How the Enterprise of Things is Turning out to be a Waste of Money
The Internet of Things (IoT) has had a significant impact on the Enterprise industry. In this digital age, businesses that can leverage the vast benefits of IoT technology will be the ones that thrive.
However, research shows that most Enterprise of Things initiatives implemented in the business paradigm will end up a waste of money. This is because the deployment of off the shelf consumer-oriented devices such as wearables, AR/VR headsets, and sensor-based products is not always enough.
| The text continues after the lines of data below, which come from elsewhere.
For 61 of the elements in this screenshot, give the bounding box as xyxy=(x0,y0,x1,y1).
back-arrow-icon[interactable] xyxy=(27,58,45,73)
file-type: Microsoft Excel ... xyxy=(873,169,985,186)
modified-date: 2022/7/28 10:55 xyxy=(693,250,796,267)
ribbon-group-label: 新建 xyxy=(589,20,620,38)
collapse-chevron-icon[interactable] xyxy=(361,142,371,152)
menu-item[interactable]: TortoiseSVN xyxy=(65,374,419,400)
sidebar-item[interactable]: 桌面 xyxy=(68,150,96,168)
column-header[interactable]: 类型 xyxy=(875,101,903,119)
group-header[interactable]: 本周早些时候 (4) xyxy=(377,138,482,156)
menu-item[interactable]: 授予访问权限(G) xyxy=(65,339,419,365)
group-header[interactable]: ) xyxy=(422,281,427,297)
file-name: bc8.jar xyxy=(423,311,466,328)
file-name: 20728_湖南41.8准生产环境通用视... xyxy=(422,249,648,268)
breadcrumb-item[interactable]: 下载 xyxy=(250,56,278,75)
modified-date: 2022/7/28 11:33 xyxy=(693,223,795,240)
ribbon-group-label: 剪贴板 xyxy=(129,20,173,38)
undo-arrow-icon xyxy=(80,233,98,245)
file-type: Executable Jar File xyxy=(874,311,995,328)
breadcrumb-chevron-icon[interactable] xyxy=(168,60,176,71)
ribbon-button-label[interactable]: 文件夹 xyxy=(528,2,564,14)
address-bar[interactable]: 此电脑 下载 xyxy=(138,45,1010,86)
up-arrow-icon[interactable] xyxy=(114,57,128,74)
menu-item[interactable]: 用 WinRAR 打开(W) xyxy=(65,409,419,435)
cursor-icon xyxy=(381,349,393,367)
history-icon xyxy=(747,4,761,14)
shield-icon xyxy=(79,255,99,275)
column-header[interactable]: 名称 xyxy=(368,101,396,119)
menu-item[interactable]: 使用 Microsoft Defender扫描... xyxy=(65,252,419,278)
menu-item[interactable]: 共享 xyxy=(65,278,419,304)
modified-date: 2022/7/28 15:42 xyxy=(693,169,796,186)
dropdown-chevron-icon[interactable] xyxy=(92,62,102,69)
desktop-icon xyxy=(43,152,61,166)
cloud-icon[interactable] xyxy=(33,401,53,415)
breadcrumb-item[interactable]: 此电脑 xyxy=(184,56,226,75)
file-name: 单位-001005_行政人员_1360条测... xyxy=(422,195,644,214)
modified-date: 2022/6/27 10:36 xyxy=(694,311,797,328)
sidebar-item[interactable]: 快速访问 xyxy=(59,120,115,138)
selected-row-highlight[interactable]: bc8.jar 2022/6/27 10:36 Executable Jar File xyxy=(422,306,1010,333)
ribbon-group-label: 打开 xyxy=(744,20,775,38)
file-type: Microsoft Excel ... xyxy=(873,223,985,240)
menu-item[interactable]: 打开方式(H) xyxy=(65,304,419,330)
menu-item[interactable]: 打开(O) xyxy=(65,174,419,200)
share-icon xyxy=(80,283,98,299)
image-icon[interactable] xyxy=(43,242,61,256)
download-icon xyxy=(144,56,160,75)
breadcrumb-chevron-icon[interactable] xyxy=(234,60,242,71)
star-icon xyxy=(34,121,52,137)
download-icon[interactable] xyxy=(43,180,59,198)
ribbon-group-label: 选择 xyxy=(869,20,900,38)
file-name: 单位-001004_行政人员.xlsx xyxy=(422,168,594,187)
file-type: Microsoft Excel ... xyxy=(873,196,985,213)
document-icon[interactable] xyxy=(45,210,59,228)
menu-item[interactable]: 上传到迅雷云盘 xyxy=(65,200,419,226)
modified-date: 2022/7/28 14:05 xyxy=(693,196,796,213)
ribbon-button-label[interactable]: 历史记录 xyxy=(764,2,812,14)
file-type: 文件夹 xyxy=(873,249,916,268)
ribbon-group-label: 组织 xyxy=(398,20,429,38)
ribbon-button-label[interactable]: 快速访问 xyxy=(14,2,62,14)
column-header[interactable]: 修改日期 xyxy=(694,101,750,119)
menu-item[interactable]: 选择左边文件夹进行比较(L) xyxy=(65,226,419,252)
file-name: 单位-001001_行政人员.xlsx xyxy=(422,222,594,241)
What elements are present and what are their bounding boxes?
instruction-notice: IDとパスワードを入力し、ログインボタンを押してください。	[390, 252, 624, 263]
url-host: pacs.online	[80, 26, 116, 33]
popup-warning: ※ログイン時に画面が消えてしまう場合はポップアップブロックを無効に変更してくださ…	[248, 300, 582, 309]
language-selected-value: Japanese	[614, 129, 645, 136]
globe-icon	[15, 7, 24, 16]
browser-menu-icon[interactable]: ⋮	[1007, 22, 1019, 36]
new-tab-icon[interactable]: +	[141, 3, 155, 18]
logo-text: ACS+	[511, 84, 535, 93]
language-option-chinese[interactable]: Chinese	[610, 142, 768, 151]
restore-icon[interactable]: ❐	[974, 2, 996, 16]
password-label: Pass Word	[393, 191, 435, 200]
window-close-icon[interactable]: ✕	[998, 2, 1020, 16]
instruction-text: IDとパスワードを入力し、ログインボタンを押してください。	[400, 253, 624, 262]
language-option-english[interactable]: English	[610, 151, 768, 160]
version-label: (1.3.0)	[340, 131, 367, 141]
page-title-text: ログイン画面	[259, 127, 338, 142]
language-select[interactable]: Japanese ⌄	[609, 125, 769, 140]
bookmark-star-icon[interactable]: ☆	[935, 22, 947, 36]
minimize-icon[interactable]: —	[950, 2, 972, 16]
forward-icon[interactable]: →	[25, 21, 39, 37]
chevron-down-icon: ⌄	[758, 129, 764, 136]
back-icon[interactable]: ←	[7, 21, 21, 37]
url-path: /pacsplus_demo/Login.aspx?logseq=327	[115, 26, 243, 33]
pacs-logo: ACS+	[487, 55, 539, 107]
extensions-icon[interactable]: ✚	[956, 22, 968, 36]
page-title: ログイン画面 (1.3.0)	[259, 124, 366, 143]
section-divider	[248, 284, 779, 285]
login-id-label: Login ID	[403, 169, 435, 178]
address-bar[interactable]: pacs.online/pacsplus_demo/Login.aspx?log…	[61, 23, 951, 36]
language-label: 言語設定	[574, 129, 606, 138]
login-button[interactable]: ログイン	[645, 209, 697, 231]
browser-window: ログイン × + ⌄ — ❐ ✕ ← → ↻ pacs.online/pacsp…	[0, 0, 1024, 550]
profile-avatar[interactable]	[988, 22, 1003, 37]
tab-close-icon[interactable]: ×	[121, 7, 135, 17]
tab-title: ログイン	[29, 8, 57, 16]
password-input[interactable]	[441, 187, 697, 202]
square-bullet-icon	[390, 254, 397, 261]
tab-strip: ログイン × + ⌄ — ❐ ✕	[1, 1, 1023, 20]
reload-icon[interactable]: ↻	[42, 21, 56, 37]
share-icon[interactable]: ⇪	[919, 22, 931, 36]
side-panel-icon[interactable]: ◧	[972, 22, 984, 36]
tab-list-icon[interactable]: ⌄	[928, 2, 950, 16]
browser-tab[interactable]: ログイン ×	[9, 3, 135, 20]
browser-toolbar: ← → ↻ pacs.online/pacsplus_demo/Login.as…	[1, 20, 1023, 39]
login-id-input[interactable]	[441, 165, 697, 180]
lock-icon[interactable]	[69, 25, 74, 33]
Instead, most companies need a more specialized approach than just deploying silo devices into their environment if they wish to receive all the benefits of EoT.
Research has indicated that nearly 75 to 85 percent of all the data gathered from devices is never fully utilized. Enterprises often fail to leverage the long-term advantage of EoT to collect disparate data from multiple sources/processes, which can then be aggregated and processed into a form of actionable intelligence, making it a strategic asset to the organization.
This can be implemented by integrating information gathered from all data sources (not just the 15 to 25 percent) into a consolidated data engine that is tied closely into corporate backend systems such ERP, sales, service management, to name a few.
Organizations should not see EoT as a siloed stand-alone capability for a single process, instead, as an extension of the existing corporate system. Although deployment of EoT is necessary to stay competitive, organizations need to come up with a strategy to fully exploit the potential insights that the input devices provide. Furthermore, they must fully utilize the output capabilities tied to the corporate back-office systems to achieve the comprehensive benefits of EoT.
Many current back-office vendors such as IBM with Watson AI, and SAP with Leonardo initiative, are enabling companies to accomplish the same. Amazon, Google, Microsoft, and others are also developing EoT initiatives to allow efficient data acquisition and analysis for improved corporate insight and application.